Announced in November 2009, Google Go has reached the first major milestone: Go Version 1, or Go 1. After 2 years of working on its specifications and stability, Google says that Go is ready for adoption and any Go 1 program will be compiled and run without changes with future point releases of the language for years to come. Compatibility is to be maintained at source code level and may require recompilation between point releases. Major releases, such as Go 2, may break the compatibility even at source code level when the specs may need to change, for example due to security reasons. Go 1 and the Future of Go Programs explains the Go compatibility issues developers may have in the future and how to prevent them. Programs written prior to this release can be automatically updated to run with Go 1 using the go fix tool.

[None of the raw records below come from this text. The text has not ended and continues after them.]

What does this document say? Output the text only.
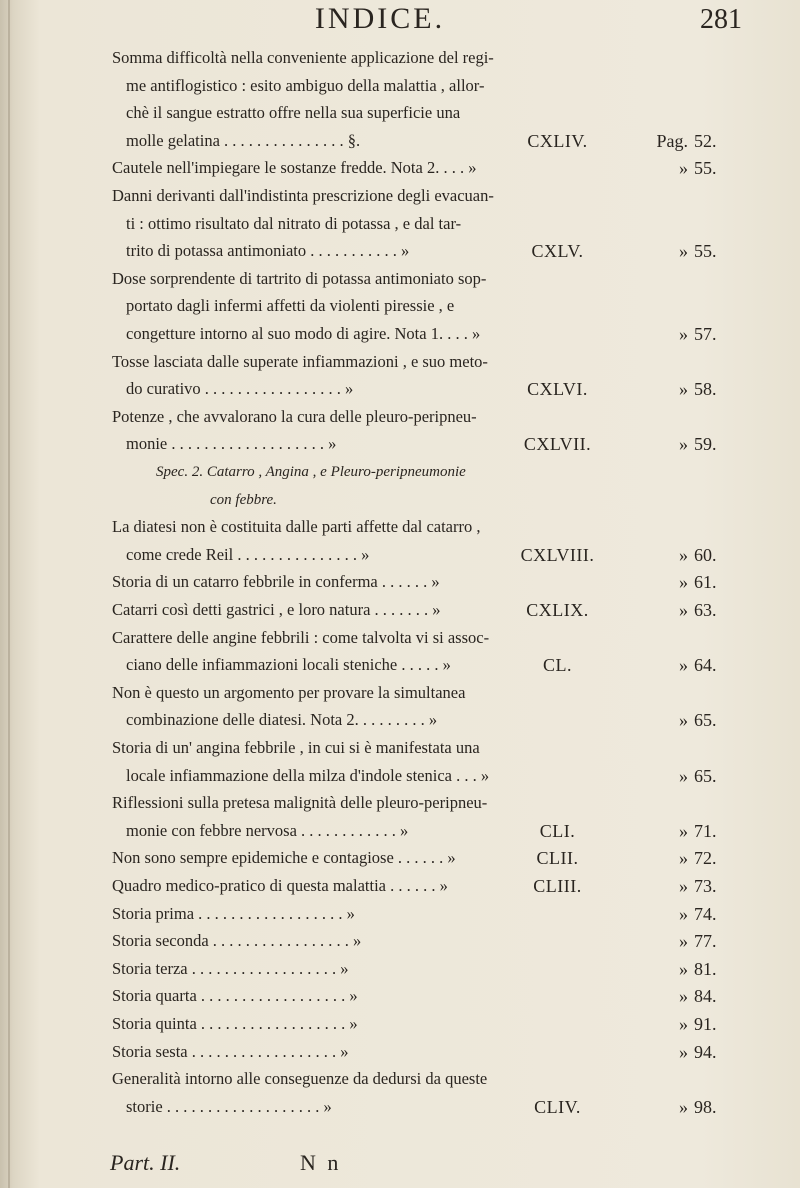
INDICE.	281
Somma difficoltà nella conveniente applicazione del regi-
me antiflogistico : esito ambiguo della malattia , allor-
chè il sangue estratto offre nella sua superficie una
molle gelatina . . . . . . . . . . . . . . . §.	CXLIV.	Pag. 52.
Cautele nell'impiegare le sostanze fredde. Nota 2. . . . »	» 55.
Danni derivanti dall'indistinta prescrizione degli evacuan-
ti : ottimo risultato dal nitrato di potassa , e dal tar-
trito di potassa antimoniato . . . . . . . . . . . »	CXLV.	» 55.
Dose sorprendente di tartrito di potassa antimoniato sop-
portato dagli infermi affetti da violenti piressie , e
congetture intorno al suo modo di agire. Nota 1. . . . »	» 57.
Tosse lasciata dalle superate infiammazioni , e suo meto-
do curativo . . . . . . . . . . . . . . . . . »	CXLVI.	» 58.
Potenze , che avvalorano la cura delle pleuro-peripneu-
monie . . . . . . . . . . . . . . . . . . . »	CXLVII.	» 59.
Spec. 2. Catarro , Angina , e Pleuro-peripneumonie
con febbre.
La diatesi non è costituita dalle parti affette dal catarro ,
come crede Reil . . . . . . . . . . . . . . . »	CXLVIII.	» 60.
Storia di un catarro febbrile in conferma . . . . . . »	» 61.
Catarri così detti gastrici , e loro natura . . . . . . . »	CXLIX.	» 63.
Carattere delle angine febbrili : come talvolta vi si assoc-
ciano delle infiammazioni locali steniche . . . . . »	CL.	» 64.
Non è questo un argomento per provare la simultanea
combinazione delle diatesi. Nota 2. . . . . . . . . »	» 65.
Storia di un' angina febbrile , in cui si è manifestata una
locale infiammazione della milza d'indole stenica . . . »	» 65.
Riflessioni sulla pretesa malignità delle pleuro-peripneu-
monie con febbre nervosa . . . . . . . . . . . . »	CLI.	» 71.
Non sono sempre epidemiche e contagiose . . . . . . »	CLII.	» 72.
Quadro medico-pratico di questa malattia . . . . . . »	CLIII.	» 73.
Storia prima . . . . . . . . . . . . . . . . . . »	» 74.
Storia seconda . . . . . . . . . . . . . . . . . »	» 77.
Storia terza . . . . . . . . . . . . . . . . . . »	» 81.
Storia quarta . . . . . . . . . . . . . . . . . . »	» 84.
Storia quinta . . . . . . . . . . . . . . . . . . »	» 91.
Storia sesta . . . . . . . . . . . . . . . . . . »	» 94.
Generalità intorno alle conseguenze da dedursi da queste
storie . . . . . . . . . . . . . . . . . . . »	CLIV.	» 98.
Part. II.	N n
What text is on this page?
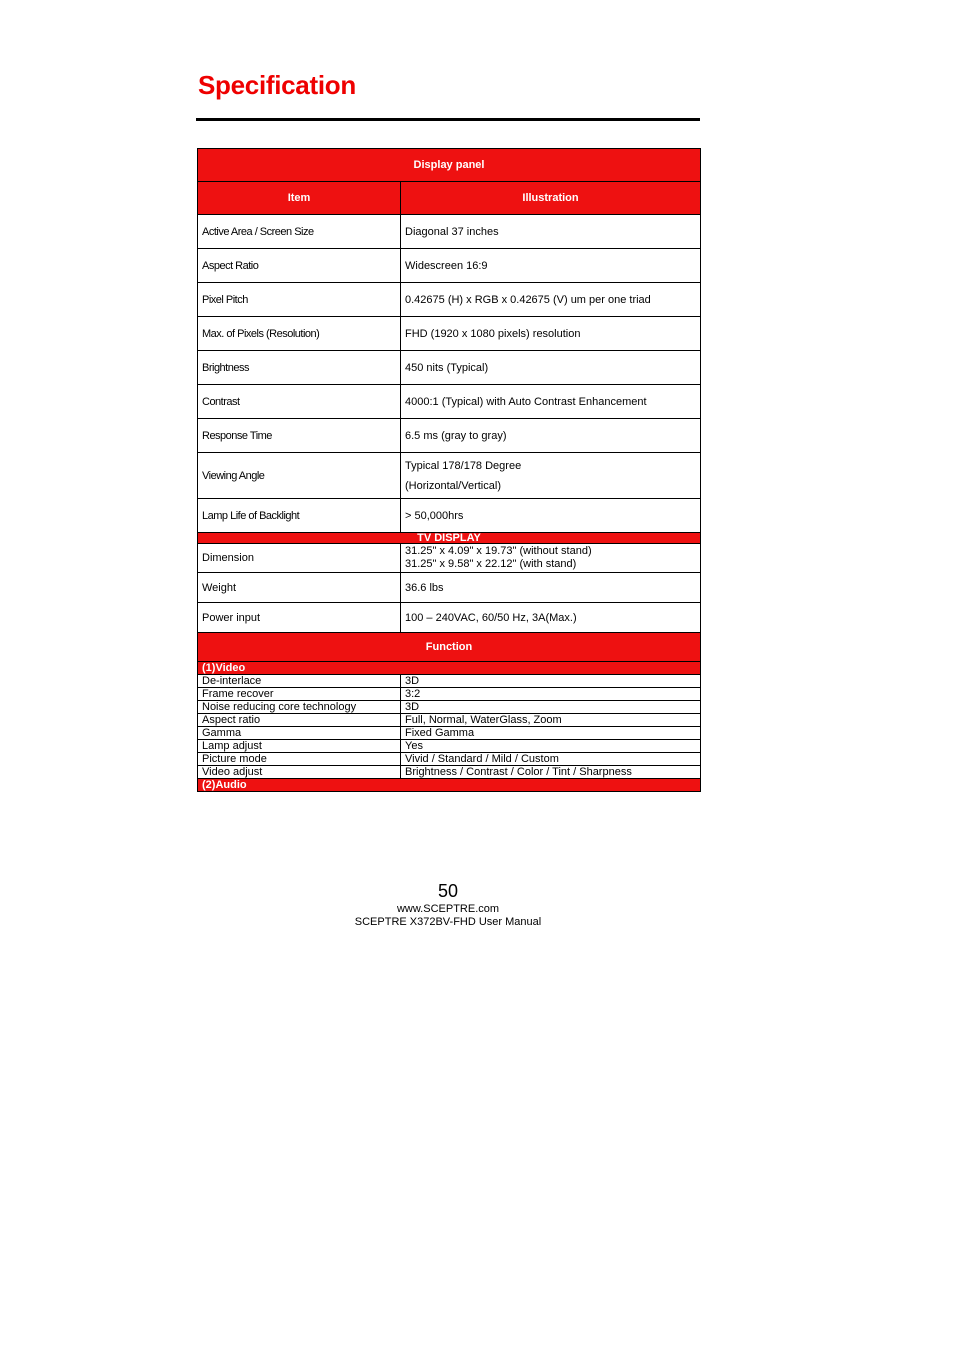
Specification
Display panel	
Item	Illustration
Active Area / Screen Size	Diagonal 37 inches
Aspect Ratio	Widescreen 16:9
Pixel Pitch	0.42675 (H) x RGB x 0.42675 (V) um per one triad
Max. of Pixels (Resolution)	FHD (1920 x 1080 pixels) resolution
Brightness	450 nits (Typical)
Contrast	4000:1 (Typical) with Auto Contrast Enhancement
Response Time	6.5 ms (gray to gray)
Viewing Angle	Typical 178/178 Degree
(Horizontal/Vertical)

Lamp Life of Backlight	> 50,000hrs
TV DISPLAY	
Dimension	31.25" x 4.09" x 19.73" (without stand)
31.25" x 9.58" x 22.12" (with stand)

Weight	36.6 lbs
Power input	100 – 240VAC, 60/50 Hz, 3A(Max.)
Function	
(1)Video	
De-interlace	3D
Frame recover	3:2
Noise reducing core technology	3D
Aspect ratio	Full, Normal, WaterGlass, Zoom
Gamma	Fixed Gamma
Lamp adjust	Yes
Picture mode	Vivid / Standard / Mild / Custom
Video adjust	Brightness / Contrast / Color / Tint / Sharpness
(2)Audio	
50
www.SCEPTRE.com
SCEPTRE X372BV-FHD User Manual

Go comes with some new additions: Unicode characters aka the rune type, the error type and package, a time package and others detailed in the Release Notes.

Currently, Go 1 programs can run on Linux, FreeBSD, Mac OS X and Windows, the standard distribution including compilers for x86, AMD-64 and ARM CPUs. A PowerPC compiler is in the works.

The App Engine SDK 1.6.4 has been updated to support Go 1 running on Linux and Max OS X platforms, both 32 and 64 bit. Google has been using Go internally but without offering many details until recently. Andrew Gerrand, a Google Engineer, declared that YouTube uses Go in “their core infrastructure, serving more than a billion requests per day with this service alone.” Also, Vitess, a Google project meant to help scaling up MySQL, is written in Go.

Some users of Go are: Canonical uses Go for their backend infrastructure, Atlassian uses Go for provisioning and monitoring test servers, Doozer, an open source consistent and distributed data store is implemented in Go and run on Heroku, , and others. Nonetheless, the language has not gained minimal adoption and it just dropped from Tiobe’s Top 50 Languages this month which poses significant questions regarding its future.

Go is a compiled static language meant to replace native languages such as C and C++ by having a simpler syntax, fast execution time and cross-platform support. The Tour of Go interactively shows its basic features.

Google is proposing yet another language, Dart, which is a dynamic language meant to replace JavaScript. Like Go, Dart has not yet seen significant adoption, making one wonder if Google will end up being the only one using it in the future.